About Me

Current

I am a data scientist / scientific programmer in the Neuroscience Department at the Icahn School of Medicine at Mount Sinai. I work on machine learning, AI, and high-performance scientific computing for medical imaging, molecular neurobiology, and automation of neuroscience experiments.

Previous

Previously I was a master’s student in the CUNY Graduate Center’s Department of Computer Science, I worked as a graduate research assistant in the Hunter College Distributed AI Lab, under the supervision of Professor Anita Raja, where I developed machine learning and data mining methods for clinical applications, with a focus on AI for sequential decision-making and machine learning tasks involving large amounts of missing data.

During my time at CUNY, I also worked as a research data scientist intern at the Janssen Pharmaceutical Companies of Johnson & Johnson, where I developed machine learning and signal processing pipelines to identify digital biomarkers of sleep and activity in immunological disease populations via wearable activity monitors.

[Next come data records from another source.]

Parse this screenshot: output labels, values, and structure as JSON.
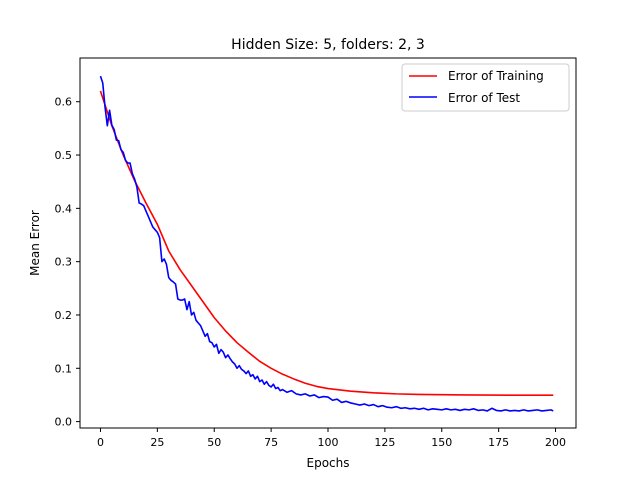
{
  "chart_data": {
    "type": "line",
    "title": "Hidden Size: 5, folders: 2, 3",
    "xlabel": "Epochs",
    "ylabel": "Mean Error",
    "xlim": [
      -9,
      209
    ],
    "ylim": [
      -0.012,
      0.682
    ],
    "xticks": [
      0,
      25,
      50,
      75,
      100,
      125,
      150,
      175,
      200
    ],
    "xtick_labels": [
      "0",
      "25",
      "50",
      "75",
      "100",
      "125",
      "150",
      "175",
      "200"
    ],
    "yticks": [
      0.0,
      0.1,
      0.2,
      0.3,
      0.4,
      0.5,
      0.6
    ],
    "ytick_labels": [
      "0.0",
      "0.1",
      "0.2",
      "0.3",
      "0.4",
      "0.5",
      "0.6"
    ],
    "grid": false,
    "legend": "upper right",
    "series": [
      {
        "name": "Error of Training",
        "color": "#ff0000",
        "points": [
          [
            0,
            0.62
          ],
          [
            5,
            0.555
          ],
          [
            10,
            0.5
          ],
          [
            15,
            0.452
          ],
          [
            20,
            0.41
          ],
          [
            25,
            0.37
          ],
          [
            30,
            0.32
          ],
          [
            35,
            0.285
          ],
          [
            40,
            0.255
          ],
          [
            45,
            0.225
          ],
          [
            50,
            0.195
          ],
          [
            55,
            0.17
          ],
          [
            60,
            0.148
          ],
          [
            65,
            0.13
          ],
          [
            70,
            0.113
          ],
          [
            75,
            0.1
          ],
          [
            80,
            0.089
          ],
          [
            85,
            0.08
          ],
          [
            90,
            0.072
          ],
          [
            95,
            0.066
          ],
          [
            100,
            0.062
          ],
          [
            110,
            0.057
          ],
          [
            120,
            0.054
          ],
          [
            130,
            0.052
          ],
          [
            140,
            0.051
          ],
          [
            150,
            0.0505
          ],
          [
            160,
            0.05
          ],
          [
            170,
            0.0498
          ],
          [
            180,
            0.0496
          ],
          [
            190,
            0.0495
          ],
          [
            199,
            0.0495
          ]
        ]
      },
      {
        "name": "Error of Test",
        "color": "#0000ff",
        "points": [
          [
            0,
            0.648
          ],
          [
            1,
            0.635
          ],
          [
            2,
            0.59
          ],
          [
            3,
            0.555
          ],
          [
            4,
            0.584
          ],
          [
            5,
            0.556
          ],
          [
            6,
            0.548
          ],
          [
            7,
            0.528
          ],
          [
            8,
            0.527
          ],
          [
            9,
            0.51
          ],
          [
            10,
            0.505
          ],
          [
            11,
            0.49
          ],
          [
            12,
            0.485
          ],
          [
            13,
            0.485
          ],
          [
            14,
            0.465
          ],
          [
            15,
            0.455
          ],
          [
            16,
            0.44
          ],
          [
            17,
            0.41
          ],
          [
            18,
            0.408
          ],
          [
            19,
            0.405
          ],
          [
            20,
            0.395
          ],
          [
            21,
            0.385
          ],
          [
            22,
            0.375
          ],
          [
            23,
            0.365
          ],
          [
            24,
            0.36
          ],
          [
            25,
            0.355
          ],
          [
            26,
            0.345
          ],
          [
            27,
            0.3
          ],
          [
            28,
            0.305
          ],
          [
            29,
            0.295
          ],
          [
            30,
            0.27
          ],
          [
            31,
            0.265
          ],
          [
            32,
            0.262
          ],
          [
            33,
            0.258
          ],
          [
            34,
            0.23
          ],
          [
            35,
            0.228
          ],
          [
            36,
            0.228
          ],
          [
            37,
            0.23
          ],
          [
            38,
            0.21
          ],
          [
            39,
            0.225
          ],
          [
            40,
            0.2
          ],
          [
            41,
            0.205
          ],
          [
            42,
            0.19
          ],
          [
            43,
            0.185
          ],
          [
            44,
            0.18
          ],
          [
            45,
            0.17
          ],
          [
            46,
            0.16
          ],
          [
            47,
            0.165
          ],
          [
            48,
            0.15
          ],
          [
            49,
            0.148
          ],
          [
            50,
            0.14
          ],
          [
            51,
            0.145
          ],
          [
            52,
            0.128
          ],
          [
            53,
            0.135
          ],
          [
            54,
            0.13
          ],
          [
            55,
            0.12
          ],
          [
            56,
            0.125
          ],
          [
            57,
            0.118
          ],
          [
            58,
            0.112
          ],
          [
            59,
            0.108
          ],
          [
            60,
            0.1
          ],
          [
            61,
            0.105
          ],
          [
            62,
            0.098
          ],
          [
            63,
            0.095
          ],
          [
            64,
            0.09
          ],
          [
            65,
            0.095
          ],
          [
            66,
            0.085
          ],
          [
            67,
            0.088
          ],
          [
            68,
            0.08
          ],
          [
            69,
            0.085
          ],
          [
            70,
            0.075
          ],
          [
            71,
            0.078
          ],
          [
            72,
            0.07
          ],
          [
            73,
            0.075
          ],
          [
            74,
            0.068
          ],
          [
            75,
            0.065
          ],
          [
            76,
            0.07
          ],
          [
            77,
            0.062
          ],
          [
            78,
            0.064
          ],
          [
            79,
            0.058
          ],
          [
            80,
            0.06
          ],
          [
            82,
            0.055
          ],
          [
            84,
            0.058
          ],
          [
            86,
            0.052
          ],
          [
            88,
            0.05
          ],
          [
            90,
            0.052
          ],
          [
            92,
            0.048
          ],
          [
            94,
            0.05
          ],
          [
            96,
            0.045
          ],
          [
            98,
            0.047
          ],
          [
            100,
            0.046
          ],
          [
            102,
            0.04
          ],
          [
            104,
            0.042
          ],
          [
            106,
            0.036
          ],
          [
            108,
            0.038
          ],
          [
            110,
            0.035
          ],
          [
            112,
            0.033
          ],
          [
            114,
            0.031
          ],
          [
            116,
            0.033
          ],
          [
            118,
            0.03
          ],
          [
            120,
            0.032
          ],
          [
            122,
            0.028
          ],
          [
            124,
            0.03
          ],
          [
            126,
            0.027
          ],
          [
            128,
            0.026
          ],
          [
            130,
            0.028
          ],
          [
            132,
            0.025
          ],
          [
            134,
            0.026
          ],
          [
            136,
            0.024
          ],
          [
            138,
            0.025
          ],
          [
            140,
            0.023
          ],
          [
            142,
            0.025
          ],
          [
            144,
            0.022
          ],
          [
            146,
            0.024
          ],
          [
            148,
            0.023
          ],
          [
            150,
            0.022
          ],
          [
            152,
            0.024
          ],
          [
            154,
            0.022
          ],
          [
            156,
            0.023
          ],
          [
            158,
            0.021
          ],
          [
            160,
            0.023
          ],
          [
            162,
            0.022
          ],
          [
            164,
            0.024
          ],
          [
            166,
            0.021
          ],
          [
            168,
            0.022
          ],
          [
            170,
            0.02
          ],
          [
            172,
            0.025
          ],
          [
            174,
            0.021
          ],
          [
            176,
            0.02
          ],
          [
            178,
            0.022
          ],
          [
            180,
            0.02
          ],
          [
            182,
            0.021
          ],
          [
            184,
            0.02
          ],
          [
            186,
            0.022
          ],
          [
            188,
            0.02
          ],
          [
            190,
            0.021
          ],
          [
            192,
            0.022
          ],
          [
            194,
            0.02
          ],
          [
            196,
            0.021
          ],
          [
            198,
            0.022
          ],
          [
            199,
            0.02
          ]
        ]
      }
    ]
  }
}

As an undergraduate at Stony Brook University, I majored in applied math & statistics and philosophy, with research focuses on formal methods in metaphilosophy, philosophy of physics, and mathematical logic. My undergraduate research in philosophy was supervised by Professor Gary Mar.

Personal

I am married to my my wife, Amy, who is a breathtakingly-talented fine artist. Check out her work on her portfolio site and Instagram.

Outside of computer science / engineering, I like to run long distances, read literature, sci-fi, and psychological thrillers, and attempt to stay up-to-date with a few branches of contemporary metaphilosophy and philosophy of mind.